This is a quick guide to the high-level concepts you’ll encounter frequently when building LLM applications.
Retrieval Augmented Generation (RAG)
LLMs are trained on enormous bodies of data but they aren’t trained on your data. Retrieval-Augmented Generation (RAG) solves this problem by adding your data to the data LLMs already have access to. You will see references to RAG frequently in this documentation.
In RAG, your data is loaded and prepared for queries or “indexed”. User queries act on the index, which filters your data down to the most relevant context. This context and your query then go to the LLM along with a prompt, and the LLM provides a response.
Even if what you’re building is a chatbot or an agent, you’ll want to know RAG techniques for getting data into your application.
Stages within RAG
There are five key stages within RAG, which in turn will be a part of any larger application you build. These are:
Loading: this refers to getting your data from where it lives – whether it’s text files, PDFs, another website, a database, or an API – into your pipeline. LlamaHub provides hundreds of connectors to choose from.
Indexing: this means creating a data structure that allows for querying the data. For LLMs this nearly always means creating
vector embeddings, numerical representations of the meaning of your data, as well as numerous other metadata strategies to make it easy to accurately find contextually relevant data.
Storing: once your data is indexed you will almost always want to store your index, as well as other metadata, to avoid having to re-index it.
Querying: for any given indexing strategy there are many ways you can utilize LLMs and LlamaIndex data structures to query, including sub-queries, multi-step queries and hybrid strategies.
Evaluation: a critical step in any pipeline is checking how effective it is relative to other strategies, or when you make changes. Evaluation provides objective measures of how accurate, faithful and fast your responses to queries are.
Important concepts within each step
There are also some terms you’ll encounter that refer to steps within each of these stages.
Nodes and Documents: A
Document is a container around any data source - for instance, a PDF, an API output, or retrieved data from a database. A
Node is the atomic unit of data in LlamaIndex and represents a “chunk” of a source
Document.
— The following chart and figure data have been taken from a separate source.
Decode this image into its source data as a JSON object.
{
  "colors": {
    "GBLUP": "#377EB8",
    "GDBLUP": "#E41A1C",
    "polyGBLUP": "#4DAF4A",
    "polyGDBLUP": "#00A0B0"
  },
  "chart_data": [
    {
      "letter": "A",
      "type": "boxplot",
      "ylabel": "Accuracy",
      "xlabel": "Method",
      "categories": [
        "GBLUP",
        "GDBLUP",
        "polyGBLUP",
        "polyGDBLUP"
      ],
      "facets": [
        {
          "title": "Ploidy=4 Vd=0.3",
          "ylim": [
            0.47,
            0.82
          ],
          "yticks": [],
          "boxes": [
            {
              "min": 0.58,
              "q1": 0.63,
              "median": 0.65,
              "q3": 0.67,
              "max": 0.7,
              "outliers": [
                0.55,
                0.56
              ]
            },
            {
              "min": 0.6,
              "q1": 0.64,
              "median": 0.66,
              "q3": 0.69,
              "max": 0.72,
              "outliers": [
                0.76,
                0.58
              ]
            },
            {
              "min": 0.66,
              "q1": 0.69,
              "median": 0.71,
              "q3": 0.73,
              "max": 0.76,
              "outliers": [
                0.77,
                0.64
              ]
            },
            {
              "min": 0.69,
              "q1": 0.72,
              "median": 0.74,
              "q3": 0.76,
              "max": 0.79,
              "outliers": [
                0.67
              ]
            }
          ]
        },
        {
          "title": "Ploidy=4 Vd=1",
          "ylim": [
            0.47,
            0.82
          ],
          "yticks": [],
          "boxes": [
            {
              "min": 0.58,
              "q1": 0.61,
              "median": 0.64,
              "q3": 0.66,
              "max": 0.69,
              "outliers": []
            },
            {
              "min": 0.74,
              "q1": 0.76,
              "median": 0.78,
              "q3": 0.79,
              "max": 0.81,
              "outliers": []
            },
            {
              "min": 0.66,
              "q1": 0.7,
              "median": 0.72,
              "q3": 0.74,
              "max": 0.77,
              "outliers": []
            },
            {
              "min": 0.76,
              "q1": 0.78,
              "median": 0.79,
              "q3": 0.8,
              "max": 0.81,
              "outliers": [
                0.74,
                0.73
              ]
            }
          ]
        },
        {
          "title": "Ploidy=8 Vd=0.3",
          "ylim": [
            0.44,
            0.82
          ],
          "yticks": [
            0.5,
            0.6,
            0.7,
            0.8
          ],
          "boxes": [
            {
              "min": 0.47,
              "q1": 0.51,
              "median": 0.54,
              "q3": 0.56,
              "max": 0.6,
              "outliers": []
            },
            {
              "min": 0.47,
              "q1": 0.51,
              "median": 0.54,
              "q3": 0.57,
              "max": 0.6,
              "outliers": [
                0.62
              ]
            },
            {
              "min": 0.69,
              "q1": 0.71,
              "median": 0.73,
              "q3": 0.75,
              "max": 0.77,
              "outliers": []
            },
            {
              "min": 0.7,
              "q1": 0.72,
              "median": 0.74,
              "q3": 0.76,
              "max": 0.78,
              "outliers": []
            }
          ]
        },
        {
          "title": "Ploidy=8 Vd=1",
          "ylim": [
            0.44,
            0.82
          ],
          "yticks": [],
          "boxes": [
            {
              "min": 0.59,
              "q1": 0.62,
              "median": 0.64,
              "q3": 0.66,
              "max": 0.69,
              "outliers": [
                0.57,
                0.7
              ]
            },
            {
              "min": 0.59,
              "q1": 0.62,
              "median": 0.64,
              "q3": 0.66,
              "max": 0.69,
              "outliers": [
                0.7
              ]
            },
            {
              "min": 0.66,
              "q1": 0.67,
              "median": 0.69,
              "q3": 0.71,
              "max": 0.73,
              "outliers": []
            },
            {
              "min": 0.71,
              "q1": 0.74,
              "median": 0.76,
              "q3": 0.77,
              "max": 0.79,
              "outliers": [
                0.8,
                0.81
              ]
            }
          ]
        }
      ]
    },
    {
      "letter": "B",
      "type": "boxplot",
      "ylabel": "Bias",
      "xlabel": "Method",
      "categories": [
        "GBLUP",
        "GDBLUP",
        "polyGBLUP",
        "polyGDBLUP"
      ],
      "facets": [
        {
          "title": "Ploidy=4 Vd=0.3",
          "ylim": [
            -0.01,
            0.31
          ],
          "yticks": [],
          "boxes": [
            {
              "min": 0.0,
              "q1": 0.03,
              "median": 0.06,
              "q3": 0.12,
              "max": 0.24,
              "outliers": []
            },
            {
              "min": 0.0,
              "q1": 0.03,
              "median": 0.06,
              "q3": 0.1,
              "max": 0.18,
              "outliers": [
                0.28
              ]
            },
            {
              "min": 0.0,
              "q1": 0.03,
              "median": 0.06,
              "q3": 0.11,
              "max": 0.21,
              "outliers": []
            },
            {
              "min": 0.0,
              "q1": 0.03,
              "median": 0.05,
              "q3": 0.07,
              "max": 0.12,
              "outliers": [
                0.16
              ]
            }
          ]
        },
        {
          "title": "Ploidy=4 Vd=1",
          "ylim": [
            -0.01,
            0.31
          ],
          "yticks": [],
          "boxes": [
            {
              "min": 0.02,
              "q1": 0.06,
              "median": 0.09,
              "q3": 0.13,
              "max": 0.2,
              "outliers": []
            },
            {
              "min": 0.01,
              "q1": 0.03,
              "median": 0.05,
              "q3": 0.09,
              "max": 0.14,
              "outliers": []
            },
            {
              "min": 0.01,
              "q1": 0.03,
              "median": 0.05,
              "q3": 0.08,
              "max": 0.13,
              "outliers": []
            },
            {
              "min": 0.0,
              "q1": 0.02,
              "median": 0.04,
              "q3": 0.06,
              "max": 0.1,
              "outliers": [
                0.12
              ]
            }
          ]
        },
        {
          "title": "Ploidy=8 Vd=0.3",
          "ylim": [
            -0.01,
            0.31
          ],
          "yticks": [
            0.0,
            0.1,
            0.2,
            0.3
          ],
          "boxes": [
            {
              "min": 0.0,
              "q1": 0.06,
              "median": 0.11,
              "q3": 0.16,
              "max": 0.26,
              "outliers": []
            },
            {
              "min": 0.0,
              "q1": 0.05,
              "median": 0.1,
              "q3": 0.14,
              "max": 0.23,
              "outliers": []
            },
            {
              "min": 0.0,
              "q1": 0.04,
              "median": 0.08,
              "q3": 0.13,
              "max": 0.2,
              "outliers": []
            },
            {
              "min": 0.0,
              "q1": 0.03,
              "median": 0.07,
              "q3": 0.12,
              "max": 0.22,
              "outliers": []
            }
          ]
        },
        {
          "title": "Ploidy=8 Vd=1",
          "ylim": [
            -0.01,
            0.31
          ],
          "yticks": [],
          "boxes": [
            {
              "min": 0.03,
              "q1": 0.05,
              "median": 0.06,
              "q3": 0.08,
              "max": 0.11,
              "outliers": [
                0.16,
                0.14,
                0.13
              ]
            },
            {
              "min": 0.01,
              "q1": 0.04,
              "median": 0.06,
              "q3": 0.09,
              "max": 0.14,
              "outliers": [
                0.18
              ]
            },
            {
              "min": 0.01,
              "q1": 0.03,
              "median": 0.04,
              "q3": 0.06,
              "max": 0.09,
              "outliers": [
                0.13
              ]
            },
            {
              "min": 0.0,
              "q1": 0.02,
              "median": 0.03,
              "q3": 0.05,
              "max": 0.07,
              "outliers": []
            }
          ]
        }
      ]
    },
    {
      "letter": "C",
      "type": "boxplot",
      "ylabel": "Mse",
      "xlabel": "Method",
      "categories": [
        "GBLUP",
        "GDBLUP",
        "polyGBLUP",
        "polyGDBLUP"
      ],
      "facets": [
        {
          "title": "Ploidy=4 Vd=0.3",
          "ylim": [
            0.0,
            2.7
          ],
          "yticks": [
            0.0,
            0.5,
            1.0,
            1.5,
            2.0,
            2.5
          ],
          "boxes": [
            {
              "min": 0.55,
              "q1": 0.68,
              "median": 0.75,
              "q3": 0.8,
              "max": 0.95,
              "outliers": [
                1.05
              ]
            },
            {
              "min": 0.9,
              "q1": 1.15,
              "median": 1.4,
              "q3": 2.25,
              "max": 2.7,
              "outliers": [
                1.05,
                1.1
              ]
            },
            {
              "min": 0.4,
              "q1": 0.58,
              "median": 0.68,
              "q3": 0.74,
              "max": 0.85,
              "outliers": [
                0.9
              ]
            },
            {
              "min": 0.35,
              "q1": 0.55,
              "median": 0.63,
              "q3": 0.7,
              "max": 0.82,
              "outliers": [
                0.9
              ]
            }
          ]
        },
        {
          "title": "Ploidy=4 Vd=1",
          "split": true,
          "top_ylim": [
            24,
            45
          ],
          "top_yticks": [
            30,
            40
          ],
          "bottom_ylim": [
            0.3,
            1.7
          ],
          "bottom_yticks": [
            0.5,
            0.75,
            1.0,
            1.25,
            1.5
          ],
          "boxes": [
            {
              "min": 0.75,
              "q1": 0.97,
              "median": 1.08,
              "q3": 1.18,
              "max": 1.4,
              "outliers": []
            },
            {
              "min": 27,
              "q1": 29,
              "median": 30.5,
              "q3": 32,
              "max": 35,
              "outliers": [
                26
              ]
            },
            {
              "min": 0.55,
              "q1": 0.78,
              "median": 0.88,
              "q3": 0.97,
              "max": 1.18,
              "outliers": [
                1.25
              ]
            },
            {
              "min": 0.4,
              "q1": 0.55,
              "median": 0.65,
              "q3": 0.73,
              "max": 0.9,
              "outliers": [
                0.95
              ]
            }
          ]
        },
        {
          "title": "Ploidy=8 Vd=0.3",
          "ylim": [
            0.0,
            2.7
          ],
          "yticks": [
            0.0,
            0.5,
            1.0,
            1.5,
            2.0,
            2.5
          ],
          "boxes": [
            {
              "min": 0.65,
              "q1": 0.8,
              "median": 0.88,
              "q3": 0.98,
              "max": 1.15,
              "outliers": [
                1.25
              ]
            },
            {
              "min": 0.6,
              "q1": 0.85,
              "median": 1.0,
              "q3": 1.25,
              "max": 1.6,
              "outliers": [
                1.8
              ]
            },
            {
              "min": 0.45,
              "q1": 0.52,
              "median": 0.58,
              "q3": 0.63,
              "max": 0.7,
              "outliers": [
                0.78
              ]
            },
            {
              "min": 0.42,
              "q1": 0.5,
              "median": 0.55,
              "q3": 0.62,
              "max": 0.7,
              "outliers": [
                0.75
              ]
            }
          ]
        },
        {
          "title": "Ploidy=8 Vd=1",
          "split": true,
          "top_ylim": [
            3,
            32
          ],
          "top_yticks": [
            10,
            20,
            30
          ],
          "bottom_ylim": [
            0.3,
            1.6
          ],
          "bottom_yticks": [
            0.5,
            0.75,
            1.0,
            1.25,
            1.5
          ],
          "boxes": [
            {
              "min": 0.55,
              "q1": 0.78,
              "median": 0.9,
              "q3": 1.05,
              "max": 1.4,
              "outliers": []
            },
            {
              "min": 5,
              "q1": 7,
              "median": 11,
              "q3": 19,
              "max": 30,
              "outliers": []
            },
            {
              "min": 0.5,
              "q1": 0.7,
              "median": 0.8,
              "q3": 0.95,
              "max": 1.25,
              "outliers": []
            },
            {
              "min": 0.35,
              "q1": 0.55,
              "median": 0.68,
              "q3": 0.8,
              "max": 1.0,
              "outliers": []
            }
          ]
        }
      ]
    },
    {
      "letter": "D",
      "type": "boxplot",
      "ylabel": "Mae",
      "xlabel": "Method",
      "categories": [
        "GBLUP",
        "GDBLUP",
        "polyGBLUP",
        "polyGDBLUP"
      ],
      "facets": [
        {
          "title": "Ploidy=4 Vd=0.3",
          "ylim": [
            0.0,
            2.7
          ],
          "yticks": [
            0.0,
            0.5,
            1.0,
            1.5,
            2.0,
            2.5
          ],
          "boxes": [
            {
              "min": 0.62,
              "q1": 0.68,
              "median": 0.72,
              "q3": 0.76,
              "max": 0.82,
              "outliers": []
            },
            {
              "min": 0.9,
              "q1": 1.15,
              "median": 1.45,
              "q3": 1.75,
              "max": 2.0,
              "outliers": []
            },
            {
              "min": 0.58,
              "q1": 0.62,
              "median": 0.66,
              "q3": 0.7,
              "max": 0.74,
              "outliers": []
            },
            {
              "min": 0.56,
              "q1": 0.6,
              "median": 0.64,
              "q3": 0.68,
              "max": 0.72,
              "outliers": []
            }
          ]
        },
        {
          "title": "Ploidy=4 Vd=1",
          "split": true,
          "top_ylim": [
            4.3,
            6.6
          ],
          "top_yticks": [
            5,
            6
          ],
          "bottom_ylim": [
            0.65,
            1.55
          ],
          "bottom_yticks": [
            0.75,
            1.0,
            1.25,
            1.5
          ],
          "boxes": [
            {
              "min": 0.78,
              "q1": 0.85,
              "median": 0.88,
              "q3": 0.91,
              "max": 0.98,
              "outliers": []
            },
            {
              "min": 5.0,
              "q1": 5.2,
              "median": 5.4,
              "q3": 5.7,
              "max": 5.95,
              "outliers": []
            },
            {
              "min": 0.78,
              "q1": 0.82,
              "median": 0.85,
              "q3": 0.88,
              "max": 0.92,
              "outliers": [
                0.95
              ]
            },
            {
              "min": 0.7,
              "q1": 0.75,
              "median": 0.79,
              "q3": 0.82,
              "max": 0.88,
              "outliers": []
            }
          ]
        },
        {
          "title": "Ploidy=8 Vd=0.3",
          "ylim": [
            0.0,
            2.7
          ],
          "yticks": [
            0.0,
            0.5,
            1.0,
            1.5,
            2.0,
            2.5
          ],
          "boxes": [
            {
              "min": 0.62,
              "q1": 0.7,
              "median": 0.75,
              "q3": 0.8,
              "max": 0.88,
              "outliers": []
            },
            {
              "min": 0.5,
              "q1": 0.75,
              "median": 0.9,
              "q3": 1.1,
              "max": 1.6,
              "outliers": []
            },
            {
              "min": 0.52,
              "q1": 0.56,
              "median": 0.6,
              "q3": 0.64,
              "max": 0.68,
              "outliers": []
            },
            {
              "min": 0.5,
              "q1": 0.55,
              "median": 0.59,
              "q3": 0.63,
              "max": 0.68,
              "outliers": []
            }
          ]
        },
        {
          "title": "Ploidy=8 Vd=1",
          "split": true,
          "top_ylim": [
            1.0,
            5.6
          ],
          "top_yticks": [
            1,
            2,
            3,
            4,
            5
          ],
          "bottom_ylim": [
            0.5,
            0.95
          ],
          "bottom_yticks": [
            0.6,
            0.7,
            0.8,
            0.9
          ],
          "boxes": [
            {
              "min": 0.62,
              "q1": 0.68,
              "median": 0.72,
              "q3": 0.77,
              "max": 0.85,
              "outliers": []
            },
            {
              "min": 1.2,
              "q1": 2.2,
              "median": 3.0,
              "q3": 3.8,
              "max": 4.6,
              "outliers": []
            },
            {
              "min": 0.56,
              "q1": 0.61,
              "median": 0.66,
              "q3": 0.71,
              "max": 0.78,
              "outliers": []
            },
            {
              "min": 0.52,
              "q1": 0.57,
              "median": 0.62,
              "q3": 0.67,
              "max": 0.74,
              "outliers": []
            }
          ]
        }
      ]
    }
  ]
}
Nodes have metadata that relate them to the document they are in and to other nodes.
A data connector (often called a
Reader) ingests data from different data sources and data formats into
Once you’ve ingested your data, LlamaIndex will help you index the data into a structure that’s easy to retrieve. This usually involves generating
vector embeddings which are stored in a specialized database called a
vector store. Indexes can also store a variety of metadata about your data.
Embeddings LLMs generate numerical representations of data called
embeddings. When filtering your data for relevance, LlamaIndex will convert queries into embeddings, and your vector store will find data which is numerically similar to the embedding of your query.
Retrievers: A retriever defines how to efficiently retrieve relevant context from an index when given a query. Your retrieval strategy is key to the relevancy of the data retrieved and the efficiency with which it’s done.
A router determines which retriever will be used to retrieve relevant context from the knowledge base. More specifically, the
RouterRetriever class, are responsible for selecting one or multiple candidate retrievers to execute a query. They use a selector to choose the best option based on each candidate’s metadata and the query.
Node Postprocessors: A node postprocessor takes in a set of retrieved nodes and applies transformations, filtering, or re-ranking logic to them.
Response Synthesizers: A response synthesizer generates a response from an LLM, using a user query and a given set of retrieved text chunks.
Putting it all together
There are endless use cases for data-backed LLM applications but they can be roughly grouped into three categories:
Query Engines: A query engine is an end-to-end pipeline that allow you to ask question over your data. It takes in a natural language query, and returns a response, along with reference context retrieved and passed to the LLM.
Chat Engines: A chat engine is an end-to-end pipeline for having a conversation with your data (multiple back-and-forth instead of a single question & answer).
Agents: An agent is an automated decision maker powered by an LLM that interacts with the world via a set of tools. Agents can take an arbitrary number of steps to complete a given task, dynamically deciding on the best course of action rather than following pre-determined steps. This gives it additional flexibility to tackle more complex tasks.